Казань и Москва. Истоки казанских войн Ивана Грозного - стр. 15
Да и в целом посольский обычай играл для обоих государств не меньшую роль, чем ратное дело. Пока в облаках пороха, грохоте орудий и свисте сабель расширялись пределы Московской Руси, в велеречивых тирадах послов и дипломатической переписке завоевывалось ее признание на международной арене. Даже преобразившийся «волею всемогущею» облик самой Москвы ярко выражал ее новую, имперскую, доктрину.
Если московская дипломатия возводила «новый Вавилон», татарская отчаянно пыталась удержаться за старый. Посольский обычай Казани, Крыма, Большой Орды, ногаев являлся прямым продолжением золотоордынской традиции. Нередко это невыносимое русскому слуху эхо из Батыевых времен сводило на нет результаты долгих и напряженных переговоров и даже разжигало новые конфликты. При этом многие формулировки татарских «дипломатов» того времени навевают крылатое: «Восток – дело тонкое». Словом, дипломатический аспект русско-казанских отношений второй половины XV – первой трети XVI века крайне многогранен и достоин отдельного рассмотрения.
Дипломатия Казанского ханства: эхо Золотой Орды
Главная проблема в изучении посольского обычая и международных связей Казанского ханства заключается в том, что обозревать тему приходится «из Москвы». Если точнее, «из палат Посольского приказа» и «келий монахов-летописцев». Львиная доля доступных российскому исследователю источников по истории Казани и ее контактов с внешним миром – отечественного происхождения.
Конечно, картину несколько дополняют литовские летописи и переписка. Интересные сведения содержатся в посланиях казанского хана Сафы Гирея польско-литовскому правителю Сигизмунду. Сообщает кое-что и западный нарратив, например знаменитый австрийский «инкор» Сигизмунд Герберштейн в своих «Записках о Московии». При всей значимости этих памятников массовая доля информации по теме в них не так велика. Да и сведения нарративного характера, как обычно, приходится «делить надвое», если не натрое.
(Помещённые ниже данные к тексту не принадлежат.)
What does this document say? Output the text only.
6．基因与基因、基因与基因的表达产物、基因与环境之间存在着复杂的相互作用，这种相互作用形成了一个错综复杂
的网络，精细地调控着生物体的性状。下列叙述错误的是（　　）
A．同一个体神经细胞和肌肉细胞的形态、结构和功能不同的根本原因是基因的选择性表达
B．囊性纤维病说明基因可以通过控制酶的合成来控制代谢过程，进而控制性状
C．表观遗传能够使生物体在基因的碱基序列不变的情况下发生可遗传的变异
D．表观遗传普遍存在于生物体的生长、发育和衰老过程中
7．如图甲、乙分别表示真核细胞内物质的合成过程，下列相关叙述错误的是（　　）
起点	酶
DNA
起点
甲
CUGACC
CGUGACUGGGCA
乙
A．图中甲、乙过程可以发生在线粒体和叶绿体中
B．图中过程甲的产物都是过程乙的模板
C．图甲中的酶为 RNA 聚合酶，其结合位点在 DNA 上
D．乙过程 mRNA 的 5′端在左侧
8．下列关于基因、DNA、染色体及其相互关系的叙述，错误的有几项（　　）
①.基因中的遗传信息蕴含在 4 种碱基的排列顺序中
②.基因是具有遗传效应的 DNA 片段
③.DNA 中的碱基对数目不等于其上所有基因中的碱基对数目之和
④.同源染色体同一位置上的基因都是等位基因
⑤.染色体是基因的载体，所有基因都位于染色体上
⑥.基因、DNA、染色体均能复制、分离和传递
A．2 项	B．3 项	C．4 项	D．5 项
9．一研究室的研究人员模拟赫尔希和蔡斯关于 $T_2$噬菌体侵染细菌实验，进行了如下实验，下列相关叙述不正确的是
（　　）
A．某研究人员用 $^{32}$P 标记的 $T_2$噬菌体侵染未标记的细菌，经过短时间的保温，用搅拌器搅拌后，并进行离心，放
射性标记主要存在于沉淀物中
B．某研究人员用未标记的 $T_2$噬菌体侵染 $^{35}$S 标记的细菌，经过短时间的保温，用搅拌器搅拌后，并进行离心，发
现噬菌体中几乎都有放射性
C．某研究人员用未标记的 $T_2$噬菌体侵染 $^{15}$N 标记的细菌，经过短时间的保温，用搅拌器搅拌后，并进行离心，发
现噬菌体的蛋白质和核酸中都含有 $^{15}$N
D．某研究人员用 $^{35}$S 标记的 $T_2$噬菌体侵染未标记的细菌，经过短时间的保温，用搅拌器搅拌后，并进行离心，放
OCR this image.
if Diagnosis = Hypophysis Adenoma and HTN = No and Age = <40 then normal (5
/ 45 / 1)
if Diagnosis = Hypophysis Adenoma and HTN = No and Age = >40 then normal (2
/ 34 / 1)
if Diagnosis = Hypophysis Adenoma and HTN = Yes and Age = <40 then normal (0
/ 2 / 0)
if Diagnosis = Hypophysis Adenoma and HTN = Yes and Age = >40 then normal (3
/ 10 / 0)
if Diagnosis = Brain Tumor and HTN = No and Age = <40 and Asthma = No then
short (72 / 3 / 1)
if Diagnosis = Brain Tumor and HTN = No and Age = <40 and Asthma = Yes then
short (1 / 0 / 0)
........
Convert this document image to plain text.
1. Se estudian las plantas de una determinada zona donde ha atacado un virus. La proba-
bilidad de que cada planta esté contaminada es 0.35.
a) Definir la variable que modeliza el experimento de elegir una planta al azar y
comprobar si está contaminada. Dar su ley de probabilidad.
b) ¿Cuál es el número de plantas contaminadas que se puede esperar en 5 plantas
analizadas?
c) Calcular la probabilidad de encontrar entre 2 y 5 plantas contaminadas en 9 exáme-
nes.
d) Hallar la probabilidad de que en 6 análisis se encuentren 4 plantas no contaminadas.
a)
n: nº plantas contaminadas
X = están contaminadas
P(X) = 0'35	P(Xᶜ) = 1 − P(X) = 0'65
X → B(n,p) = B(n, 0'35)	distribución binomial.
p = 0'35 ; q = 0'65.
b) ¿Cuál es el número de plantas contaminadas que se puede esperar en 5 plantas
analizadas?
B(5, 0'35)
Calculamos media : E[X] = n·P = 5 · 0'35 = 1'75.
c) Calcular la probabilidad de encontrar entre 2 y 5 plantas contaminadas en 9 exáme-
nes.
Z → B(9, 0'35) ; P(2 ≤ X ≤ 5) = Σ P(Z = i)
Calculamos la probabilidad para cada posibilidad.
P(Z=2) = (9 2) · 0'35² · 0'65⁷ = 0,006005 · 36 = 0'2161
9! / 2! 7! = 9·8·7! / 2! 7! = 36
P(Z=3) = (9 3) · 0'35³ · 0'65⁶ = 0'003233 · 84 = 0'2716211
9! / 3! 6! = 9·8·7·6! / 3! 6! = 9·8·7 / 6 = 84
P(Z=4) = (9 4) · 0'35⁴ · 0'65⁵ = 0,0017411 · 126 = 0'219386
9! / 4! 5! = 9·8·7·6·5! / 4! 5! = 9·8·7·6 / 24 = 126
Существует довольно обширный корпус турецких дипломатических документов и переписки, которые наверняка позволили бы взглянуть под новым углом на многие вопросы. К сожалению, данные источники вводятся в научный оборот крайне дозированно. А «штурм» турецких архивов – если и не взятие Измаила, то непростая боевая задача для российских исследователей.
Да и с русскими источниками вышло недоразумение. В 1701 году вся посольская документация по связям Русского государства с волжским ханством сгорела во время пожара в архиве приказа Казанского дворца в Москве. Хорошо, что немало сведений по московско-казанским контактам содержится в сохранившихся посольских книгах по связям с Крымом, Османской империей и Ногайской Ордой. Но это лишь малые крупицы сведений в сравнении с иссушенным московским пожаром морем актового материала непосредственно по рассматриваемой теме.